En 2020, Britney Spears a demandé à ce que la décision soit levée et à ce que Jamie Spears, dont elle aurait "peur", soit suspendu, révèle Insider dans un article détaillé. Ce que la cour a refusé. A la place, celle-ci a prolongé la tutelle jusqu'en septembre 2021.
Piégée ou pas, la question reste en suspens. Britney Spears, contactée à plusieurs reprise par l'équipe de tournage, n'a pas répondu aux sollicitations. Une chose est sûre cependant : victime, elle l'est bel et bien, du patriarcat et de ses nombreuses conséquences destructrices. Et avec Framing Britney Spears, Samantha Stark le condamne sans détour.
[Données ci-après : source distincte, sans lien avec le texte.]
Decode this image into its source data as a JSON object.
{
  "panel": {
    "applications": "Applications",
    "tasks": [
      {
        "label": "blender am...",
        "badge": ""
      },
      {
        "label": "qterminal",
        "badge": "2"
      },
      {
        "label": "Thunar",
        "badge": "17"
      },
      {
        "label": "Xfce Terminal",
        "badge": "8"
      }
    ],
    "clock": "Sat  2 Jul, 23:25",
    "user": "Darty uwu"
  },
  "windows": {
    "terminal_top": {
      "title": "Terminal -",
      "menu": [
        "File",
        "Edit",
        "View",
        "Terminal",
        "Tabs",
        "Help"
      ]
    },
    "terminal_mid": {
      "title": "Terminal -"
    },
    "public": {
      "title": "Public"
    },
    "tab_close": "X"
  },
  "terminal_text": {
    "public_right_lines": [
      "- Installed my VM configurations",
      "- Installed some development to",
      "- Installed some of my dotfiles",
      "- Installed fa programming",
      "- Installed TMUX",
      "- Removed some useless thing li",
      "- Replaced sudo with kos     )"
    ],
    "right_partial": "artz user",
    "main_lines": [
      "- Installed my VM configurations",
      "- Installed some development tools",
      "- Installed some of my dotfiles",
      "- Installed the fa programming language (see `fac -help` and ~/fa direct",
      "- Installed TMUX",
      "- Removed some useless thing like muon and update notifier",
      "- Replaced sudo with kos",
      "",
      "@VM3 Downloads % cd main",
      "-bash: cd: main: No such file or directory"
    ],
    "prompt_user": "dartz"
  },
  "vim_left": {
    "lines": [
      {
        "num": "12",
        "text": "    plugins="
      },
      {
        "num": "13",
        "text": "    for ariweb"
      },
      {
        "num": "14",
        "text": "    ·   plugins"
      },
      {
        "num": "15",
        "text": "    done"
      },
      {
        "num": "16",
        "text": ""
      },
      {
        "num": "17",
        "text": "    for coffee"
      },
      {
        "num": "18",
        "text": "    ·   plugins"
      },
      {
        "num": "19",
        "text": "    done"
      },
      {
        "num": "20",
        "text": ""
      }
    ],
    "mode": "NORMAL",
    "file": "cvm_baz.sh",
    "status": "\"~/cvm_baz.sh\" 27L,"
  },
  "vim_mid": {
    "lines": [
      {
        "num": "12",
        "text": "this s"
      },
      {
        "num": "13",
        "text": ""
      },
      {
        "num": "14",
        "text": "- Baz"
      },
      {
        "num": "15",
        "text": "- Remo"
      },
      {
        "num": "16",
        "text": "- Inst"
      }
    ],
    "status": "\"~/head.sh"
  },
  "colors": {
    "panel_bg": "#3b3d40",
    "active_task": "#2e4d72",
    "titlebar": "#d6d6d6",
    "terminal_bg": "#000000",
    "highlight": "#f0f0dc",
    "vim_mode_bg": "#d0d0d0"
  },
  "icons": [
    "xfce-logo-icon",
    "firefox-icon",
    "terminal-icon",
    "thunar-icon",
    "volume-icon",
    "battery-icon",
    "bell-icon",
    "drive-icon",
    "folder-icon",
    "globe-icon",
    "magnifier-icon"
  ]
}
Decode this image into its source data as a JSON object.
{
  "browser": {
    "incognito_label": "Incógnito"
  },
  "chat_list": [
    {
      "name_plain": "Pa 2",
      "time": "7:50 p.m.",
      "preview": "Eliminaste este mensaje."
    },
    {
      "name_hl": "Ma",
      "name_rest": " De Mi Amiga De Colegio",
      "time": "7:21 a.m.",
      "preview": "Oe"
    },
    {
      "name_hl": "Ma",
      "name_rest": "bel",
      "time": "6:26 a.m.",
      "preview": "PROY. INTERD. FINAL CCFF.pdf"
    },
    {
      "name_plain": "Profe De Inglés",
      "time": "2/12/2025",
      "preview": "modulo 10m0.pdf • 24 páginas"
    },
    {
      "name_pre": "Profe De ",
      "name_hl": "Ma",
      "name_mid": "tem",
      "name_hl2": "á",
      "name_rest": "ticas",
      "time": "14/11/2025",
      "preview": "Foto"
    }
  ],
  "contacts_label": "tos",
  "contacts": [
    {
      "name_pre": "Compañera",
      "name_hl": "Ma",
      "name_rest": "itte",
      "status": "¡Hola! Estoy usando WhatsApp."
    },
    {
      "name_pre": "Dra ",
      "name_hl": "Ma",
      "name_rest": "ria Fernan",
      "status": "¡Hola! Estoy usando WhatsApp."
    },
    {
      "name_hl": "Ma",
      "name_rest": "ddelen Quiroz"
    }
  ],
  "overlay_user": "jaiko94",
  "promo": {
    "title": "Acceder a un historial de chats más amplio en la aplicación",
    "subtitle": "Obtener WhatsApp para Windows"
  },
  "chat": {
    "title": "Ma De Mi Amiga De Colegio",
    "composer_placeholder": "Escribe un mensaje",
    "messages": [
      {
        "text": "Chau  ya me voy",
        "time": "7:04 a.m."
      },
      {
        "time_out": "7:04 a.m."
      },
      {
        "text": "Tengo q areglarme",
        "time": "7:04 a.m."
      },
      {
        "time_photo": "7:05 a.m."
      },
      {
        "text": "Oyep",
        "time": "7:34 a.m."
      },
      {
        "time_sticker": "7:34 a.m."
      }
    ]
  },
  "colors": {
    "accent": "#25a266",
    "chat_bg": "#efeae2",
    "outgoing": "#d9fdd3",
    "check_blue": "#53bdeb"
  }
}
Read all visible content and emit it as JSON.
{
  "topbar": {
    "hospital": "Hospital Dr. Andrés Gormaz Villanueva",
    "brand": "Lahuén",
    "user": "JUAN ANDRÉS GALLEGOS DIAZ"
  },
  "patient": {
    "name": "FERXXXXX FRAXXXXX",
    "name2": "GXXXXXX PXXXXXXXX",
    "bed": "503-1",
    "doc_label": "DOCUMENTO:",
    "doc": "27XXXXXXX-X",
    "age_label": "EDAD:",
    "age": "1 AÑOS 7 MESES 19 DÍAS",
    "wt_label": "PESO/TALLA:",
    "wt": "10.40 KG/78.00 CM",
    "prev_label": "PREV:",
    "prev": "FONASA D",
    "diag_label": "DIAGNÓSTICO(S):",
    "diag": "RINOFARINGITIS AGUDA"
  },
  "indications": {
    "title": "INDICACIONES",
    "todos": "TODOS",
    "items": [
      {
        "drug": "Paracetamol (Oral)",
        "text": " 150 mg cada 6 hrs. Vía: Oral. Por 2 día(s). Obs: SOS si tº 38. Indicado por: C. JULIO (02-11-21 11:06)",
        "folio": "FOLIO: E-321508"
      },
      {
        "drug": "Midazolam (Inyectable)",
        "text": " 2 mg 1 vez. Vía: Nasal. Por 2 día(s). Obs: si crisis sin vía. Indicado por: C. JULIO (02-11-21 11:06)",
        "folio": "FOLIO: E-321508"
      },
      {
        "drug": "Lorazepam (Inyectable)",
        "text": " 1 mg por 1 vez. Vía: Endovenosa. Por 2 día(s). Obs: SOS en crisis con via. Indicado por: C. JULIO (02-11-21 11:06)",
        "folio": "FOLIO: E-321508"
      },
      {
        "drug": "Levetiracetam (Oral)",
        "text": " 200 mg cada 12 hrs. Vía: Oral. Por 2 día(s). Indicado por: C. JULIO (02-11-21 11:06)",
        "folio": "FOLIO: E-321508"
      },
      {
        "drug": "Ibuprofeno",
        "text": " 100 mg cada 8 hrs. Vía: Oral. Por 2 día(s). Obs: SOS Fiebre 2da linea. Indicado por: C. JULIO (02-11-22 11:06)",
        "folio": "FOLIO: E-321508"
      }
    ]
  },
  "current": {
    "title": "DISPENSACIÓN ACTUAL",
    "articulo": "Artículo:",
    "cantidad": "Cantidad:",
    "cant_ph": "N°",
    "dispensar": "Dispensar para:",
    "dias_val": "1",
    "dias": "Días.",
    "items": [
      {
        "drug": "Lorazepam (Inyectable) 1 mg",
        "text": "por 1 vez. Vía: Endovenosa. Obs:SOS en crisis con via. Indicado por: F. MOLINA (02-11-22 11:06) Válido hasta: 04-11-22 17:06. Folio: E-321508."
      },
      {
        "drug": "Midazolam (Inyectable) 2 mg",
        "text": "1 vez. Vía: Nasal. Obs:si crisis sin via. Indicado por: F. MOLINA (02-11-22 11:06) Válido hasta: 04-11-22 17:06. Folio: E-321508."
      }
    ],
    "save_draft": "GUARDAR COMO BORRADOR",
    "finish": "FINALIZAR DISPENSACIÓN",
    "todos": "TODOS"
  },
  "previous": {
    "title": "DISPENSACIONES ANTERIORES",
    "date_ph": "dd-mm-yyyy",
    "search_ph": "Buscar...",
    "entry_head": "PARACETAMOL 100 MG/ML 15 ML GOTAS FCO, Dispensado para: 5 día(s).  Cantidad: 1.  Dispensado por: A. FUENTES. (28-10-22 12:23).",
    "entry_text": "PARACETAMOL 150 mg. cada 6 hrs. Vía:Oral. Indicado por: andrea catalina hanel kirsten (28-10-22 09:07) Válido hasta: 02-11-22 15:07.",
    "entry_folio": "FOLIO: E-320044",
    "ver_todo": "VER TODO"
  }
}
Seulement, ne nous méprenons pas : ce que dépeint le documentaire n'est pas isolé. Aussi consterné·e·s soit-on devant l'étalage de couvertures à scandale qui ont failli ruiner la vie de l'icône, aussi indigné·e·s se sent-on devant les mécanismes qui ont contribué à sa "chute", pas grand-chose n'a changé.
On continue, en grande majorité, à réduire une femme artiste à son physique, à lui demander ce qu'elle porte avant de l'interroger sur ce qu'elle a voulu dire dans ses morceaux, à juger ses relations, à se faire de l'argent sur ses souffrances. La preuve avec Taylor Swift ou Miley Cyrus, pour ne citer qu'elles. Et certains articles publiés pas plus tard qu'hier qui choisissent d'amasser (encore) du clic sur le jour où Britney Spears s'est rasée la tête, plutôt que de remettre en question leurs agissements dévastateurs (hello Closer).
Alors, aujourd'hui, plutôt que d'en retenir un cas unique décrypté avec soin, le film doit inviter à se questionner sur le rapport de chacun·e aux stars féminines, et les différences de traitement face à leurs homologues masculins. A soutenir le combat #FreeBritney, par ailleurs reconnu et apprécié par la star, comme à militer pour que ce type d'actions deviennent enfin inutiles.
Framing Britney Spears dénonce la misogynie qui ne cesse, encore en 2021, de nous façonner - et il serait grand temps de s'en débarrasser.
Framing Britney Spears, de Samantha Stark, disponible sur Hulu.